Робер Дарзак молчал. Он не опустил головы, но прикрыл глаза, либо желая скрыть свое горе, либо из боязни, что в его взгляде прочтут то, что он не желал говорить.
— Господин Дарзак, — настаивал судебный следователь, — можете ли вы описать мне, как провели минувшую ночь?
Робер Дарзак открыл глаза, он уже полностью овладел собой:
— Нет, сударь!
— Подумайте, господин Дарзак, так как если вы изволите настаивать на своем странном отказе, я принужден буду немедленно вас задержать.
— Я отказываюсь.
— Господин Дарзак, именем закона я арестую вас!
Едва судебный следователь произнес эти слова, как Рультабиль сделал резкое движение по направлению к Роберу Дарзаку. Репортер, без сомнения, хотел заговорить, но арестованный одним движением принудил его к молчанию. Жандарм уже приблизился к своему пленнику, однако в этот момент раздался громкий и полный отчаяния крик:
— Робер! Робер!
Мы узнали голос мадемуазель Станжерсон, заставивший содрогнуться каждого из нас, даже Ларсан на этот раз побледнел. Что же касается Робера Дарзака, то он стремительно бросился назад в комнату. Судебный следователь, жандарм и Ларсан устремились за ним, а Рультабиль и я остановились на пороге, пораженные ужасной картиной, открывшейся перед нами.
Мадемуазель Станжерсон, с лицом, покрытым смертельной бледностью, приподнялась на постели, несмотря на усилия двух врачей и господина Станжерсона удержать ее, и протянула свои дрожащие руки к Роберу Дарзаку, которого уже схватили жандарм и Ларсан.
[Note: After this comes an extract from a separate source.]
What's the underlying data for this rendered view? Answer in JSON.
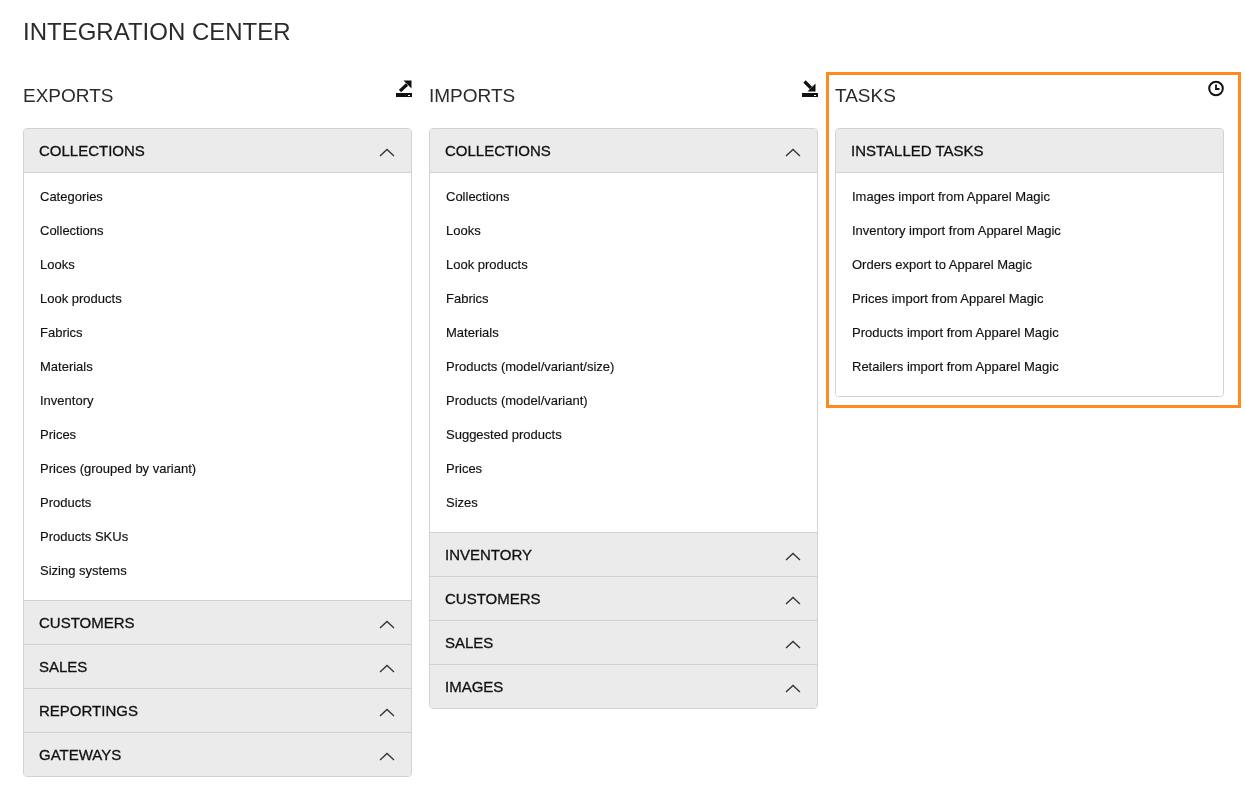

Она все понимала. Ее глаза были широко открыты, а обескровленные губы произнесли одно-единственное слово, которого, казалось, никто не разобрал. После этого она закрыла глаза и без чувств рухнула на постель.
Робера Дарзака увезли. В ожидании коляски, за которой отправился Ларсан, мы все остановились в вестибюле, и господин Марке, расчувствовавшись, утирал полные слез глаза.
Мой друг использовал этот момент всеобщего волнения, чтобы обратиться к Дарзаку:
— Вы будете защищаться?
— Нет, — покачал головой арестованный.
— Ну что ж, тогда вас буду защищать я.
Робер Дарзак печально улыбнулся:
— То, что не удалось сделать ни мне, ни мадемуазель Станжерсон, и вам не осилить.
— Ошибаетесь, сударь, — голос Рультабиля звучал спокойно и уверенно, — я непременно смогу вас защитить, хотя бы потому, что знаю гораздо больше вашего.
— Оставьте лучше это дело, — уже раздраженно пробормотал Дарзак.
— Не беспокойтесь, я благоразумно буду знать только то, что потребуется для вашего спасения.
— Вам вообще ничего не следует знать, молодой человек, если вы рассчитываете на мою признательность.